Bayesian classification of falls risk

•Qualitative methods typically use falls history to predict risk.•Clinical methods for falls risk classification fail to quantify uncertainty.•Using k-means, vectors of risk can be clustered into low/high falls risk groups.•Gaussian mixture models can be used to statistically model vectors of gait variables.•A Bayesian classifier can quantify uncertainty associated with predicting falls risk. Prior research in falls risk prediction often relies on qualitative and/or clinical methods. There are two challenges with these methods. First, qualitative methods typically use falls history to determine falls risk. Second, clinical methods do not quantify the uncertainty in the classification decision. In this paper, we propose using Bayesian classification to predict falls risk using vectors of gait variables shown to contribute to falls risk. (1) Using a vector of risk ratios for specific gait variables shown to contribute to falls risk, how can older adults be classified as low or high falls risk? and (2) how can the uncertainty in the classifier decision be quantified when using a vector of gait variables? Using a pressure sensitive walkway, biomechanical measurements of gait were collected from 854 adults over the age of 65. In our method, we first determine low and high falls risk labels for vectors of risk ratios using the k-means algorithm.
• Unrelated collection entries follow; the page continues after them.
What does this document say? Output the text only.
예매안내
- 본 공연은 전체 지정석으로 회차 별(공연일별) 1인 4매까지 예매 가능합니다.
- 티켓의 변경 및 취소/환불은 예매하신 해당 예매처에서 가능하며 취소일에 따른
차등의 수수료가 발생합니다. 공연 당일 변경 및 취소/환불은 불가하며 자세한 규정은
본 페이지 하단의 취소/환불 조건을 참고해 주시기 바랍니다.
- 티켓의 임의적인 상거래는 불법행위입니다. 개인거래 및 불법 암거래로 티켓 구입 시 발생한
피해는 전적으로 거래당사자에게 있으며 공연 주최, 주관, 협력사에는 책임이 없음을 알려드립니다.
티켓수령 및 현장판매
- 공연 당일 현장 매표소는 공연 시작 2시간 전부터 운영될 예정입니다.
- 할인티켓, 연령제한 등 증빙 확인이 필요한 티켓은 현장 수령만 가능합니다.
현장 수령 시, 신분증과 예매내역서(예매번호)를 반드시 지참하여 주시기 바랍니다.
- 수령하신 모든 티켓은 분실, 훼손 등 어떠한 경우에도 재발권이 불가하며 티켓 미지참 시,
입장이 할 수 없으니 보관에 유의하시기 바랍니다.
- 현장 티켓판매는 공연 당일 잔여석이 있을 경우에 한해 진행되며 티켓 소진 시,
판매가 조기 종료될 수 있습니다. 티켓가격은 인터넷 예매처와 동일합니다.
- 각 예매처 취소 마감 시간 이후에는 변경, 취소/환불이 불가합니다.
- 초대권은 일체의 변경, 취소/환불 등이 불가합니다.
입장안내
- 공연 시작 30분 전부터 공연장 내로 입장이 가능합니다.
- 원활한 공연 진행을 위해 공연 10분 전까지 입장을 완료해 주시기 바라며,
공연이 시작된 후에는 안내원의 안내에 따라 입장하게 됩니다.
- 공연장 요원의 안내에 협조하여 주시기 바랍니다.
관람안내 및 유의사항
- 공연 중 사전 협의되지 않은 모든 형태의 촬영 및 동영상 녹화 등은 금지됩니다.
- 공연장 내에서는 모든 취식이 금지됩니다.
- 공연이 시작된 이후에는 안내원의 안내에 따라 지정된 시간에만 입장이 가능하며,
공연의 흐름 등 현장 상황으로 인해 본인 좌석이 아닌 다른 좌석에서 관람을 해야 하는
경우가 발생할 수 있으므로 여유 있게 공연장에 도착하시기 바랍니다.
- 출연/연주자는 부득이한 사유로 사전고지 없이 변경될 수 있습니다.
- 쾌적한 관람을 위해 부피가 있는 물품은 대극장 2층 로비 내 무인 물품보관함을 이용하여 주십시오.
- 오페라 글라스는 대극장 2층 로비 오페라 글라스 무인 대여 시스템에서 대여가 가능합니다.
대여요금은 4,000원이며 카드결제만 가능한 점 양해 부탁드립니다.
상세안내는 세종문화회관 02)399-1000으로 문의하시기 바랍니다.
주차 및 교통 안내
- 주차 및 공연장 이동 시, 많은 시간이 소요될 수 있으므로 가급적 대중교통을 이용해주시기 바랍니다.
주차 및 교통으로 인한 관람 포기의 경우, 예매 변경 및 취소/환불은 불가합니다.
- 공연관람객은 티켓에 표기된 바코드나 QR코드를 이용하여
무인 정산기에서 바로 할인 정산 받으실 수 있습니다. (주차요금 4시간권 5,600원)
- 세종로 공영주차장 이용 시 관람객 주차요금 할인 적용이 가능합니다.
Next, the posterior probability of low or high falls risk class membership is obtained from a two component Gaussian mixture model (GMM) of gait vectors, which enables risk assessment directly from the underlying biomechanics. We classify the gait vectors using a threshold based on Youden's J statistic. Through a Monte Carlo simulation and an analysis of the receiver operating characteristic (ROC), we demonstrate that our Bayesian classifier, when compared to the k-means falls risk labels, achieves an accuracy greater than 96% at predicting low or high falls risk. Our analysis indicates that our approach based on a Bayesian framework and an individual's underlying biomechanics can predict falls risk while quantifying uncertainty in the classification decision.